Home / Industry / Energy /  CleanMax Solar ventures into wind-solar hybrid space

MUMBAI : CleanMax Solar, one of the largest distributed solar power producers in India, has forayed into building wind-solar hybrid power plants, allowing its commercial customers to shift a larger portion of their energy usage away from fossil fuels and into clean energy.

A senior executive at Cleanmax Solar said the company plans to build about 300 megawatts (MW) of hybrid capacity over the next three years, encouraged by demand from customers and enabling policies from the Centre and some states.

Solar and wind power generation reach peak levels at different hours of a day and at different seasons—solar during the day and in summers, while wind at night and through the monsoons. The resulting intermittencies in supply impact grid resilience, which has made power utilities and commercial customers reluctant to rely entirely on clean energy sources. A wind-solar hybrid builds both generation capacities at the same location, optimizing use of transmission and evacuation infrastructure and land resources.

“We’re pioneering wind-solar hybrid because with the same megawatt of capacity, customers get a higher power output; we are available to give a balance between months of the year and time of day," Kuldeep Jain, managing director, CleanMax Solar, said in an interview.

“This way, consumers are able to shift 90% of their consumption to wind-solar hybrid as compared to 60% of their consumption on solar now. This helps them in reducing both carbon emissions and increases their cost savings."

According to data from the ministry of new and renewable energy, India has 38.79 gigawatts (GW) of solar capacity and 38.68GW of wind. The growth of both energy sources combined looks promising, with credit rating agency Crisil estimating that about 15GW of hybrid power will emerge during 2021-25, riding on strong support from state-run Solar Energy Corp. of India, with states like Karnataka, Gujarat, Tamil Nadu and Andhra Pradesh leading in generation potential.

For CleanMax, the switch to hybrid may happen at a faster pace. Major industrial groups such as JSW, Mahindra, Tata Steel and Godrej Industries have already declared their commitments to decarbonizing, switching to cleaner energy sources and reducing emissions in industrial processes.

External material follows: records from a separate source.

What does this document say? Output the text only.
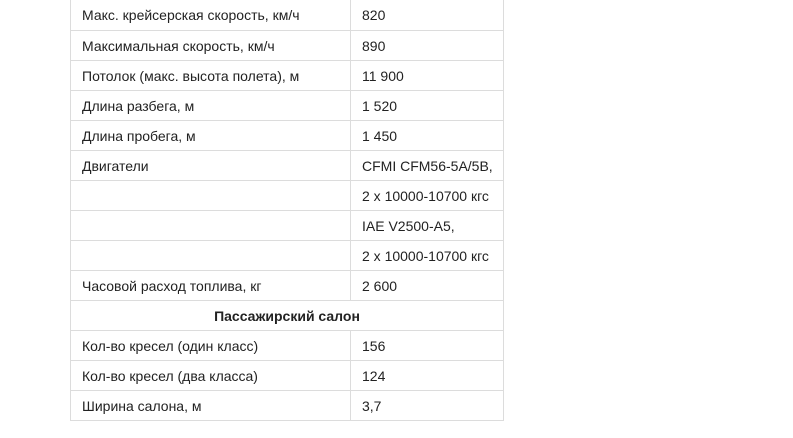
Макс. крейсерская скорость, км/ч	820
Максимальная скорость, км/ч	890
Потолок (макс. высота полета), м	11 900
Длина разбега, м	1 520
Длина пробега, м	1 450
Двигатели	CFMI CFM56-5A/5B,
	2 x 10000-10700 кгс
	IAE V2500-A5,
	2 x 10000-10700 кгс
Часовой расход топлива, кг	2 600
Пассажирский салон	
Кол-во кресел (один класс)	156
Кол-во кресел (два класса)	124
Ширина салона, м	3,7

CleanMax has commissioned 110MW of wind-solar hybrid and has another 172MW, with an investment of 900 crore, slated to be operational in 18 months. The company said it can deliver clean energy at a blended tariff of under 4 a unit through hybrid. It has already signed on Cargill, Sansera and Bill Forge as hybrid customers.

Jain intends to increase Cleanmax’s total generation capacity, including hybrid and solar rooftop, to 2 GW in three years with an investment of 5000 crore.

Vinay Rustagi, managing director of renewables consultancy firm Bridge to India, says hybrid is expected to gain in popularity as both utilities and corporate consumers become reluctant to sign plain vanilla wind or solar purchase agreements because of intermittency concerns. “They need more stable generation and wind-solar hybrid, increasingly combined with energy storage, will be the answer going forward. Moreover, with basic customs duty on solar module imports coming into effect from next year, solar will partly lose its competitive cost edge, making the case for hybrid projects even stronger."